A low-carbon computing platform from your retired phones

Overall Reception

  • Many are excited about reusing old smartphones as cluster nodes, likening it to Raspberry Pi or PS3 clusters and home lab projects.
  • Others see it mainly as an interesting research/demo rather than something likely to become commercially mainstream.

Locked Bootloaders & Firmware Blobs

  • A major theme: retired phones are often e‑waste because of locked bootloaders, proprietary blobs, and short OEM support.
  • Even if the OS is replaced, low‑level firmware (baseband, Wi‑Fi, Bluetooth) often remains unpatchable, especially pre‑Treble devices, raising long‑term security concerns.
  • Some argue these blobs don’t matter for a pure compute node if radios are disabled and only USB/ethernet is used; others insist outdated firmware still poses risk in production settings.

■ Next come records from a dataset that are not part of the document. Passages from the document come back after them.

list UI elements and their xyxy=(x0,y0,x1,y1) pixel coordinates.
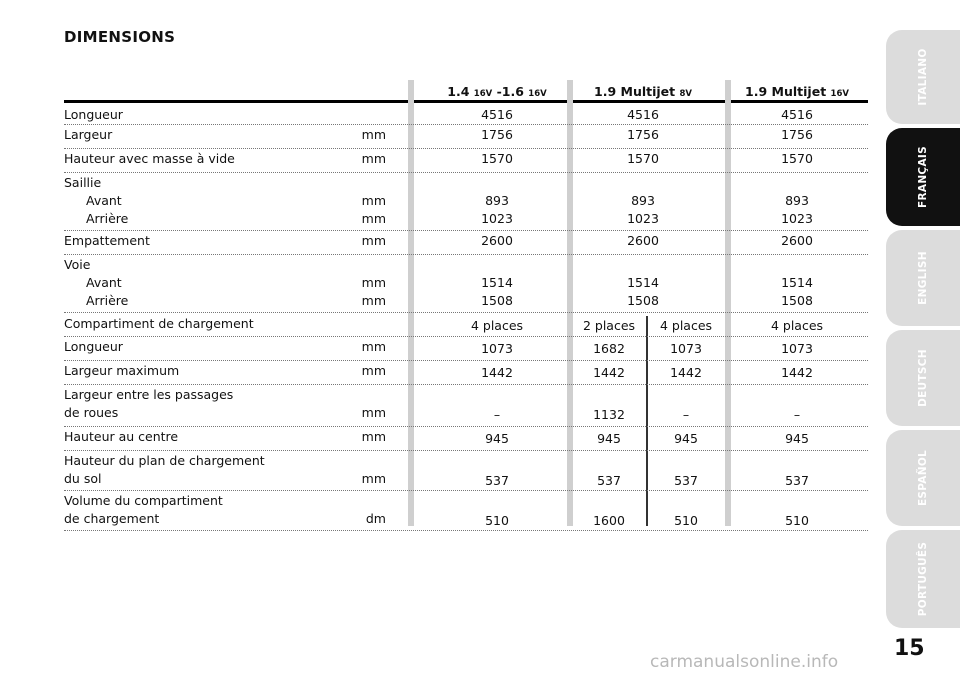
row-label: Largeur entre les passages xyxy=(64,387,234,402)
seat-config: 4 places xyxy=(659,318,713,333)
cell-value: 893 xyxy=(485,193,509,208)
column-header-sub: 16V xyxy=(473,89,493,99)
row-unit: mm xyxy=(361,363,386,378)
cell-value: 945 xyxy=(597,431,621,446)
cell-value: 1570 xyxy=(627,151,659,166)
cell-value: 1442 xyxy=(481,365,513,380)
cell-value: 537 xyxy=(597,473,621,488)
row-label: Voie xyxy=(64,257,91,272)
language-tab-4[interactable] xyxy=(886,330,960,426)
row-label: de roues xyxy=(64,405,119,420)
language-tab-2[interactable] xyxy=(886,128,960,226)
cell-value: 2600 xyxy=(481,233,513,248)
column-header-sub: 16V xyxy=(830,89,849,99)
row-unit: dm xyxy=(365,511,386,526)
cell-value: 510 xyxy=(785,513,809,528)
cell-value: 893 xyxy=(631,193,655,208)
cell-value: 1682 xyxy=(593,341,625,356)
row-label: Largeur xyxy=(64,127,113,142)
cell-value: 1756 xyxy=(781,127,813,142)
cell-value: 1514 xyxy=(627,275,659,290)
row-sublabel: Avant xyxy=(86,275,122,290)
cell-value: – xyxy=(682,407,690,422)
row-unit: mm xyxy=(361,471,386,486)
row-label: du sol xyxy=(64,471,102,486)
column-header-label: 1.9 Multijet xyxy=(594,84,680,99)
language-tab-5[interactable] xyxy=(886,430,960,526)
watermark: carmanualsonline.info xyxy=(650,652,839,672)
row-unit: mm xyxy=(361,211,386,226)
page-number: 15 xyxy=(894,636,925,661)
cell-value: 1023 xyxy=(627,211,659,226)
column-header-sub: 16V xyxy=(528,89,547,99)
cell-value: 1023 xyxy=(481,211,513,226)
table-row xyxy=(64,426,868,451)
table-row xyxy=(64,336,868,361)
cell-value: 1514 xyxy=(781,275,813,290)
section-label: Compartiment de chargement xyxy=(64,316,254,331)
row-label: Hauteur au centre xyxy=(64,429,179,444)
cell-value: 537 xyxy=(674,473,698,488)
row-unit: mm xyxy=(361,233,386,248)
seat-config: 4 places xyxy=(470,318,524,333)
cell-value: 1023 xyxy=(781,211,813,226)
row-unit: mm xyxy=(361,339,386,354)
column-header-label: 1.9 Multijet xyxy=(745,84,831,99)
row-sublabel: Arrière xyxy=(86,211,129,226)
cell-value: 1514 xyxy=(481,275,513,290)
seat-config: 4 places xyxy=(770,318,824,333)
column-header-sub: 8V xyxy=(679,89,692,99)
seat-config: 2 places xyxy=(582,318,636,333)
cell-value: 945 xyxy=(785,431,809,446)
cell-value: 1756 xyxy=(481,127,513,142)
cell-value: – xyxy=(793,407,801,422)
cell-value: 537 xyxy=(785,473,809,488)
row-sublabel: Avant xyxy=(86,193,122,208)
cell-value: 510 xyxy=(485,513,509,528)
row-label: de chargement xyxy=(64,511,160,526)
column-header xyxy=(447,84,546,99)
row-sublabel: Arrière xyxy=(86,293,129,308)
language-tab-3[interactable] xyxy=(886,230,960,326)
row-label: Hauteur avec masse à vide xyxy=(64,151,235,166)
table-row xyxy=(64,104,868,125)
table-row xyxy=(64,124,868,149)
column-header-mid: -1.6 xyxy=(492,84,529,99)
row-unit: mm xyxy=(361,429,386,444)
row-unit: mm xyxy=(361,193,386,208)
row-label: Volume du compartiment xyxy=(64,493,223,508)
cell-value: 510 xyxy=(674,513,698,528)
row-unit: mm xyxy=(361,127,386,142)
cell-value: 945 xyxy=(674,431,698,446)
cell-value: 945 xyxy=(485,431,509,446)
row-unit: mm xyxy=(361,151,386,166)
row-label: Longueur xyxy=(64,339,123,354)
cell-value: 4516 xyxy=(627,107,659,122)
cell-value: 4516 xyxy=(481,107,513,122)
cell-value: – xyxy=(493,407,501,422)
table-row xyxy=(64,360,868,385)
cell-value: 893 xyxy=(785,193,809,208)
row-unit: mm xyxy=(361,293,386,308)
cell-value: 1508 xyxy=(481,293,513,308)
language-tab-label: ITALIANO xyxy=(917,48,929,106)
row-label: Saillie xyxy=(64,175,102,190)
cell-value: 1073 xyxy=(481,341,513,356)
row-unit: mm xyxy=(361,275,386,290)
column-header xyxy=(745,84,849,99)
cell-value: 1132 xyxy=(593,407,625,422)
table-row xyxy=(64,254,868,313)
cell-value: 537 xyxy=(485,473,509,488)
cell-value: 1600 xyxy=(593,513,625,528)
cell-value: 1570 xyxy=(781,151,813,166)
cell-value: 1442 xyxy=(593,365,625,380)
row-label: Largeur maximum xyxy=(64,363,180,378)
cell-value: 1073 xyxy=(670,341,702,356)
page-title: DIMENSIONS xyxy=(64,28,176,46)
language-tab-label: PORTUGUÊS xyxy=(917,541,929,617)
language-tab-label: FRANÇAIS xyxy=(917,146,929,208)
cell-value: 2600 xyxy=(627,233,659,248)
header-rule xyxy=(64,100,868,103)
language-tab-label: DEUTSCH xyxy=(917,349,929,407)
row-label: Hauteur du plan de chargement xyxy=(64,453,265,468)
table-row xyxy=(64,172,868,231)
cell-value: 1073 xyxy=(781,341,813,356)
cell-value: 4516 xyxy=(781,107,813,122)
column-header xyxy=(594,84,692,99)
language-tab-label: ENGLISH xyxy=(917,251,929,305)
cell-value: 1442 xyxy=(781,365,813,380)
column-header-label: 1.4 xyxy=(447,84,474,99)
row-label: Empattement xyxy=(64,233,150,248)
cell-value: 1508 xyxy=(781,293,813,308)
row-label: Longueur xyxy=(64,107,123,122)
language-tab-1[interactable] xyxy=(886,30,960,124)
cell-value: 1756 xyxy=(627,127,659,142)
table-row xyxy=(64,230,868,255)
row-unit: mm xyxy=(361,405,386,420)
cell-value: 1442 xyxy=(670,365,702,380)
cell-value: 1508 xyxy=(627,293,659,308)
cell-value: 2600 xyxy=(781,233,813,248)
language-tab-label: ESPAÑOL xyxy=(917,449,929,507)
cell-value: 1570 xyxy=(481,151,513,166)
language-tab-6[interactable] xyxy=(886,530,960,628)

Security & Networking Concerns

  • Several posters argue old phones should not be on internet‑exposed networks due to unpatched vulnerabilities.
  • Counterpoint: for trusted, non‑exposed workloads (e.g., local compute/NAS) risk may be acceptable if there is no kernel‑level RCE.
  • How data and power are plumbed (USB‑C, internal buses, carrier boards) is noted as unclear.

Practicality & Economics

  • Questions about cost: disassembly, testing, custom racking, and ongoing heterogeneity may outweigh benefits versus buying conventional servers.
  • Some think it could work if paired with higher‑value services (e.g., gaming, LLM harnesses) or as a hedge against future hardware shortages.
  • Concerns about storage endurance (eMMC/flash wear) and battery issues (“spicy pillows”) are raised; others report very long lifetimes in practice.

Environmental Impact

  • Debate over whether this is a real carbon win.
  • One view: embodied emissions in manufacturing dominate; extending device life is highly beneficial, possibly needing ~25‑year lifetimes to beat frequent replacement.
  • Another view: the key question is whether retrofitting existing phones has lower carbon cost than manufacturing new datacenter‑class hardware; thread deems this unresolved.

Regulation, Openness & Prior Art

  • Strong support for regulations forcing unlockable bootloaders and eventual source release (e.g., after 7–20 years).
  • Frustration that mobile platforms, especially non‑Pixel Android and iOS, remain locked down despite such reuse potential.
  • Multiple references to existing efforts: PostmarketOS, Termux servers, prior “junkyard computing” and phone‑cluster research, decentralized compute networks, and laptop‑motherboard clusters.